Tenho a curiosidade incontida de deitar reparo nas pessoas
que andam pelas ruas e rotulá-las, pelo ritmo do passo, pela maneira de olhar
entorno, pelos gestos espontâneos. É claro que as avalio através de mim mesmo,
como me sinto, quando ando apressado ou devagar, se busco com o olhar alguma coisa
ou o significado dela, ou se apenas olho sem ver, mergulhado que estou em mim
mesmo. E lá estava o homem, parado na esquina, como a esperar alguém, ou o
semáforo lhe franquear a passagem. Fiquei a certa distância, apreciando seu não
movimento. Nem alto nem baixo, nem gordo nem magro, qualquer coisa entre 60 ou
70, sobriamente vestido, sem elegância, mas bem composto: terno escuro, camisa
branca, sapato preto, limpo, mas graxa vencida, atestada pelo pouco brilho. O
semáforo abriu e fechou seguidas vezes e ele ali, estático, fora do tempo e dos
fazeres. Eu, que também seguia meio sem
rumo, aproximei-me, como se tivesse todas as soluções no bolso:- “posso ajudá-lo em alguma coisa, atravessar a
rua, por exemplo?” Ele, sem nada dizer, segurou-me firme pelo braço e me
conduziu, como se cego fosse, para ao bar da esquina, sentando-me na cadeira,
em mesa colocada na calçada. Durante minutos, na minha frente, olhou-me nos
olhos, com o constrangimento calando minha voz. Finalmente rompeu o silêncio: “que tem o senhor para me oferecer? Dinheiro,
não preciso, tenho-o acima de minhas necessidades. Conselhos, além de inúteis,
seria preciso que o senhor soubesse de meus problemas, das decisões a tomar e
já adianto que não as tenho. Por isso, para mim, o senhor é pessoa inútil. Será
que o simples fato de eu estar parado não é apenas porque eu queria ficar
parado? Se eu estivesse parado, imóvel, na praia, debaixo do guarda sol, o
senhor iria me oferecer ajuda? Que força ou poder o senhor julga ter para me
oferecer ajuda, aqui nesta avenida ou em praia qualquer, debaixo de guarda-sol
qualquer?” Sem resposta, aproveitei o silêncio que ressurgiu, chamei o
garçom e pedi uma cerveja que foi trazida com dois copos. Servi-me, mas não
ousei servi-lo. Qualquer reação, como atirar-me o líquido ao rosto, seria
possível. Ele continuava impassível, olhando-me ou melhor, estuprando-me os
olhos. Num gesto de extrema coragem mantive o olhar. Dois velhos, em silêncio,
olhos fixos um no outro, alheios ao barulho da rua, dos carros, buzinando raivosos, das pessoas indo e vindo. De repente ele deu
estrondosa gargalhada, encheu o copo e brindou como brindam íntimos amigos que
se encontram, sem hora marcada. Era outro homem, que voltava a falar: - “lembra-se da história de Diogenes, que percorreu
a cidade, carregando lanterna, à procura de um único homem honesto? Pois eu
estava parado, há mais de uma hora, naquela esquina, não à procura de homem
honesto, mas de alguém que, por cuidados ou, até mesmo, curiosidade, me
perguntasse o que estava fazendo ali, imóvel. Alguém que se incomodasse comigo.

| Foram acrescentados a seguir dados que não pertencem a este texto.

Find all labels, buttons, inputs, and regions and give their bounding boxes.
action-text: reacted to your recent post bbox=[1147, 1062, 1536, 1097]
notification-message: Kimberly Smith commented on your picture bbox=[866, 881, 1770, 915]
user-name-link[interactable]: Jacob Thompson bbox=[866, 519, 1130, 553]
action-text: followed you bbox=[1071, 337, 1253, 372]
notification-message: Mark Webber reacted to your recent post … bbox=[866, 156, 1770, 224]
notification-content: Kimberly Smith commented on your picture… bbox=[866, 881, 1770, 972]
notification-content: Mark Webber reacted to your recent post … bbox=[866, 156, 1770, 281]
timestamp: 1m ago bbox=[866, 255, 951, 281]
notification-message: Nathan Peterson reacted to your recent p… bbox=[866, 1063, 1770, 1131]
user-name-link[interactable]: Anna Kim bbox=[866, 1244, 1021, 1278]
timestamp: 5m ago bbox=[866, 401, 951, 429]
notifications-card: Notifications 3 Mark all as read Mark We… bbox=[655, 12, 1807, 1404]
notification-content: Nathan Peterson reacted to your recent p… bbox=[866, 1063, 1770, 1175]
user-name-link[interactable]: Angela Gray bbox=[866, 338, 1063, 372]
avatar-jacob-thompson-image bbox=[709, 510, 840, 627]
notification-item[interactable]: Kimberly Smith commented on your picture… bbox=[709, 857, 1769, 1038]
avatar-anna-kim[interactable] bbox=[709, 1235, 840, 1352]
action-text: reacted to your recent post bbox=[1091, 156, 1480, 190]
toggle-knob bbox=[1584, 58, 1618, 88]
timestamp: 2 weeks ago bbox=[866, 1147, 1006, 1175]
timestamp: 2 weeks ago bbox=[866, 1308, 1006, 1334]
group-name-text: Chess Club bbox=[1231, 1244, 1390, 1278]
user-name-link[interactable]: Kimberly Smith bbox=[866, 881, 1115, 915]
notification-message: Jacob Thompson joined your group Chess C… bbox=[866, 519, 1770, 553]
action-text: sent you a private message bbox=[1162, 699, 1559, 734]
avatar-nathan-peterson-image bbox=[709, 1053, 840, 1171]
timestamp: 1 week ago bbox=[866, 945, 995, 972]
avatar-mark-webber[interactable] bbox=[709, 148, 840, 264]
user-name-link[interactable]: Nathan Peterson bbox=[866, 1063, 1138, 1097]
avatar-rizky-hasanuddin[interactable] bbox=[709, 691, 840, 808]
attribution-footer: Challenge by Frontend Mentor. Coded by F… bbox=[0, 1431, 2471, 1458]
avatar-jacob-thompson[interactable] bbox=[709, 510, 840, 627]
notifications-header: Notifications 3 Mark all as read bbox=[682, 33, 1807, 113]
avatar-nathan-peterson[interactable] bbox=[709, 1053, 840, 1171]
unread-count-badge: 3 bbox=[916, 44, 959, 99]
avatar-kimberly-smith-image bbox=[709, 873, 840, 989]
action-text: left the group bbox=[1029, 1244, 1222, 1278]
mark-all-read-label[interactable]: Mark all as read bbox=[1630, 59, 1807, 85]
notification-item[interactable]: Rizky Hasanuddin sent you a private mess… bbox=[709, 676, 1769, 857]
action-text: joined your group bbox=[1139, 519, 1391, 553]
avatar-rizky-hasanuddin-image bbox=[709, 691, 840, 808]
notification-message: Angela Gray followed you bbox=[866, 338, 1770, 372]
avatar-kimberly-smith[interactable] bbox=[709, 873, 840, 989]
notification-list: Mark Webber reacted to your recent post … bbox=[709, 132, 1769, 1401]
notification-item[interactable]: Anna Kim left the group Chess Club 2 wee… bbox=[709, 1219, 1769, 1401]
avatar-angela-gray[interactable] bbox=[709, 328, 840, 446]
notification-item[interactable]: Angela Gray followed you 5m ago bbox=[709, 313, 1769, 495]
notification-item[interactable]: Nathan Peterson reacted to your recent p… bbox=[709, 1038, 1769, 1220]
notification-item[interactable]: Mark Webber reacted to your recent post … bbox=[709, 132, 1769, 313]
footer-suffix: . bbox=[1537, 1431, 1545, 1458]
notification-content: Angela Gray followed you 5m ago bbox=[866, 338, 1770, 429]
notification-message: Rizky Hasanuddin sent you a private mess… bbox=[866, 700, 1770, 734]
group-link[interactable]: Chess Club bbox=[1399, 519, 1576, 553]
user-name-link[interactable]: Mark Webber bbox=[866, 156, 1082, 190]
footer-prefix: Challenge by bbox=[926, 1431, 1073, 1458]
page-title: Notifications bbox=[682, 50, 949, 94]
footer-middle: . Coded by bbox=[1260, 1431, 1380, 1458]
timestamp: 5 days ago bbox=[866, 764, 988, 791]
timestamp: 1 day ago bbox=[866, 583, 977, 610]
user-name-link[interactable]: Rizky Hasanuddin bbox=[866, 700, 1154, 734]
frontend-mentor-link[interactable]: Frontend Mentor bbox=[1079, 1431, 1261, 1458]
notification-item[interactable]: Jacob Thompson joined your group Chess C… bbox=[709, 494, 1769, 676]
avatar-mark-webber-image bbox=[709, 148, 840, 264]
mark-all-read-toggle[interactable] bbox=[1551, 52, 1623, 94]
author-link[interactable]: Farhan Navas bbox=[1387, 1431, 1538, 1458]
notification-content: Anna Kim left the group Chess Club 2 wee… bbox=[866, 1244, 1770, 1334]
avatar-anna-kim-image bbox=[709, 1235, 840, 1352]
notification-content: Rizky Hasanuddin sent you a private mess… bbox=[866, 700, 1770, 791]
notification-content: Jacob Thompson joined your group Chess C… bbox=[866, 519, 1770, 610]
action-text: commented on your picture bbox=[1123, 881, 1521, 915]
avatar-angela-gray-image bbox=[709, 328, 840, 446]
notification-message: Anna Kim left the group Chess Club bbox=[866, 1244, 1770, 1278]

Sabe, já não me recordo da última vez que recebi um abraço, desses, que nos
transmitem calor. Beijo, então, nem pensar e olha que não falo de beijo de
língua, que mistura nossas intimidades, mas simples “bitoca”, isto a que hoje
chamam “selinho”!. Senti-me fantasma, ali, imperceptivelmente parado, até que
surgiu você, dando-me a esperança, não desejada, que o ser humano talvez ainda
seja possível. Por isso me irritei com você, ofendendo-o até, e você se manteve
impassível, apenas olhando-me nos olhos, como se quisesse desvendar recôndito
segredo ou me julgando louco. Nem uma coisa, nem outra. Tal era seu espanto que
não pude deixar de gargalhar e peço desculpas por isto. E, para provar o quanto
lhe sou grato, vou lhe render a maior e mais definitiva homenagem”. O homem
se afastou dois passos e antes que eu, ou qualquer outra pessoa pudesse esboçar
reação, ele sacou a arma da cintura e, com sorriso nos lábios, estourou os
miolos, contaminando de sangue a cerveja, que descansava em meu copo.